Note: concerns have been raised by Anthony about labeling this as "penetration rate". Work continues on providing a better theoretical basis for this metric.
Time coverage
This has already been described in the Temporal coverage (t) academic metric above.
Unique device toggle
For the space-time coverage chart described earlier, the Include only single point per device checkbox excludes duplicate points from the same sensor in each mile-hour box. That is, for any mile-hour block, only the first datapoint from a particular device is counted and included in the data that's then presented in graphical form.
Note that this feature is data-dependent, since it requires the presence of a unique device/sensor identifier for each datapoint. The RFP, as published, makes such a field optional, rather than mandatory.
Future metric: sampling rate
This metric displays the average time period between consecutive samples in the raw feed. The way in which this data will be displayed is currently undefined.

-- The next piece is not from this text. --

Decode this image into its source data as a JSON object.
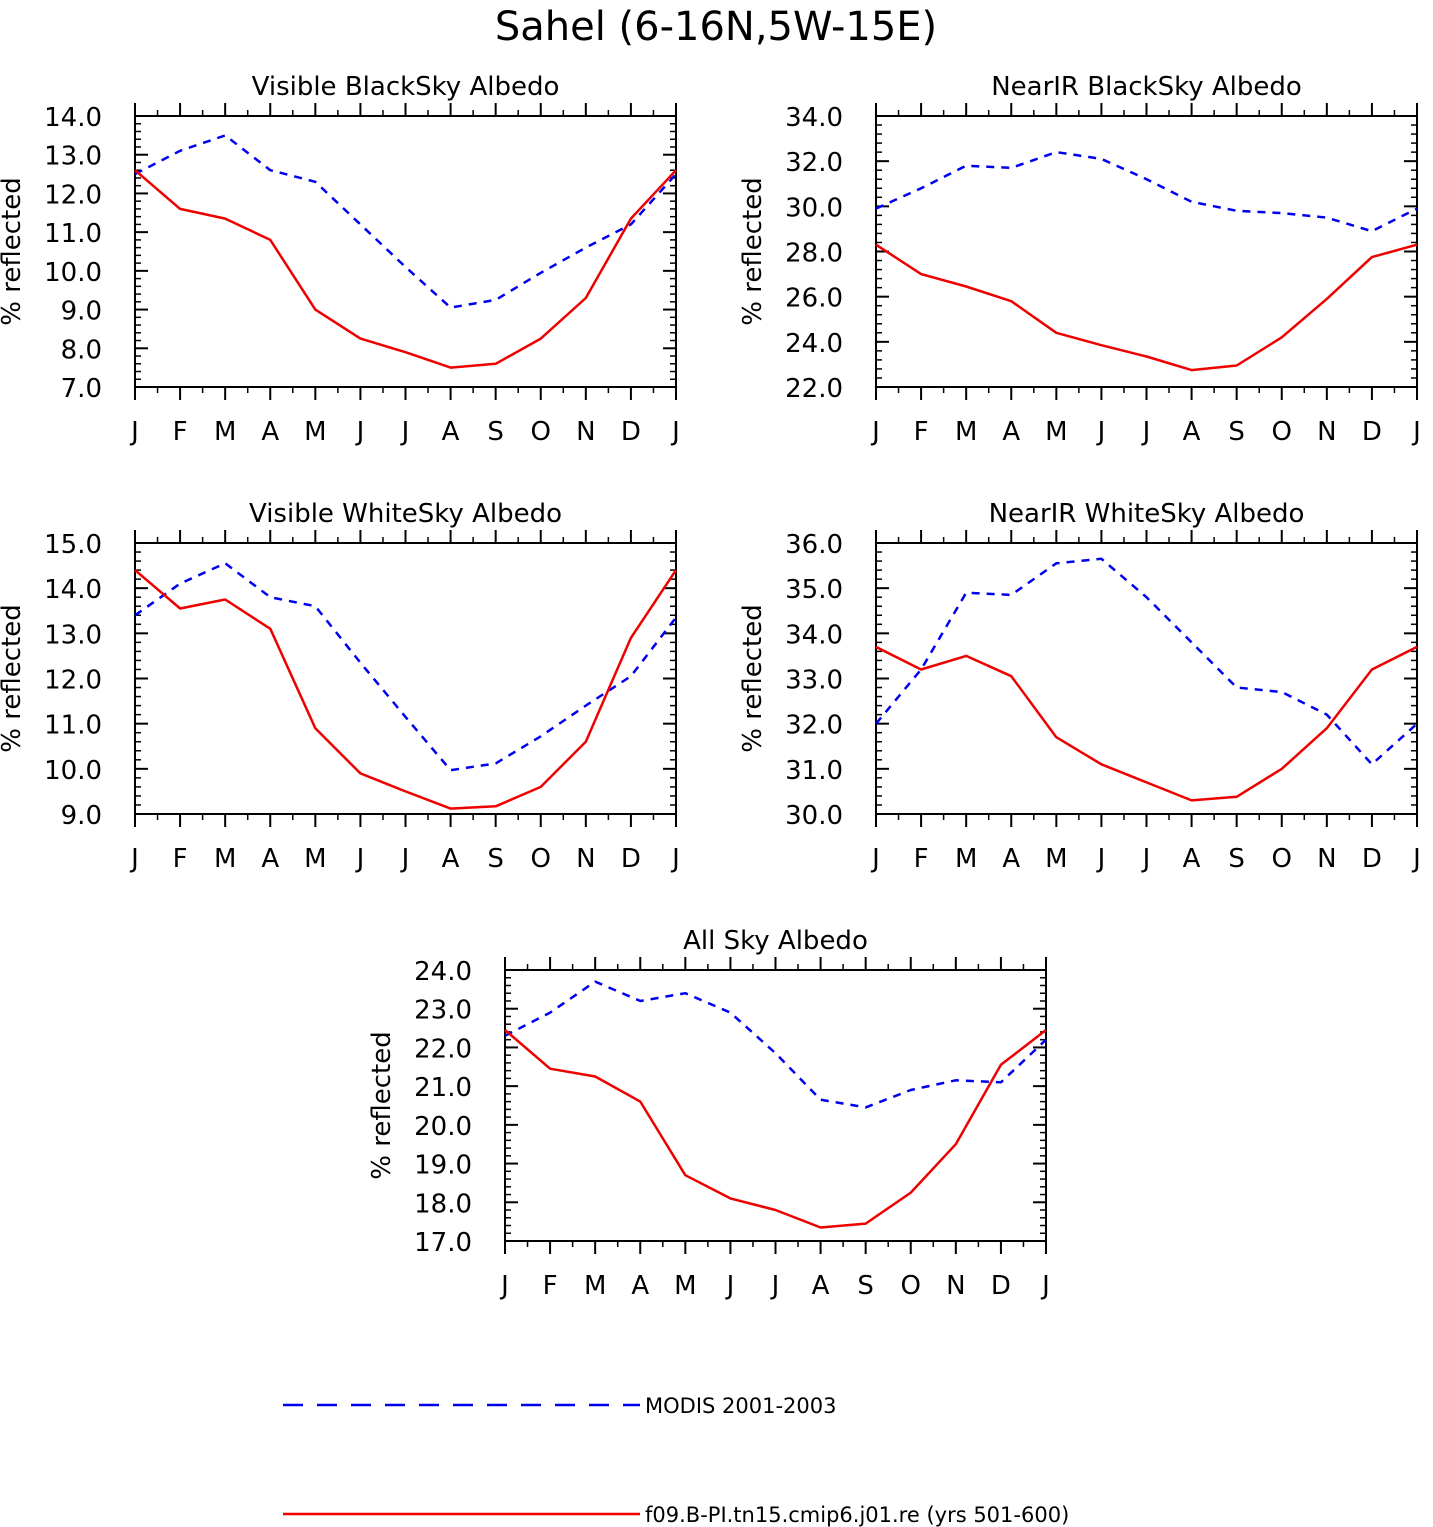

It seems reasonable to extend the unique device toggle to this metric.
Future functionality: feed overlays
The tool should have the ability to overlay data for multiple feeds/vendors for the map-matching error, transmission delay, and time coverage metrics. A way to directly compare the amount of space-time coverage and penetration is also needed. One option is generate area charts for each of the mile-hour blocks (resulting in the same grid as with the absolute value chart), showing the proportion of total data from each vendor. Another option would be to provide the same chart as before (for individual feeds) with the absolute color replaced by a relative one, where the color value would represent the percentage of all data provided by this particular vendor (the unique device toggle would still function as before).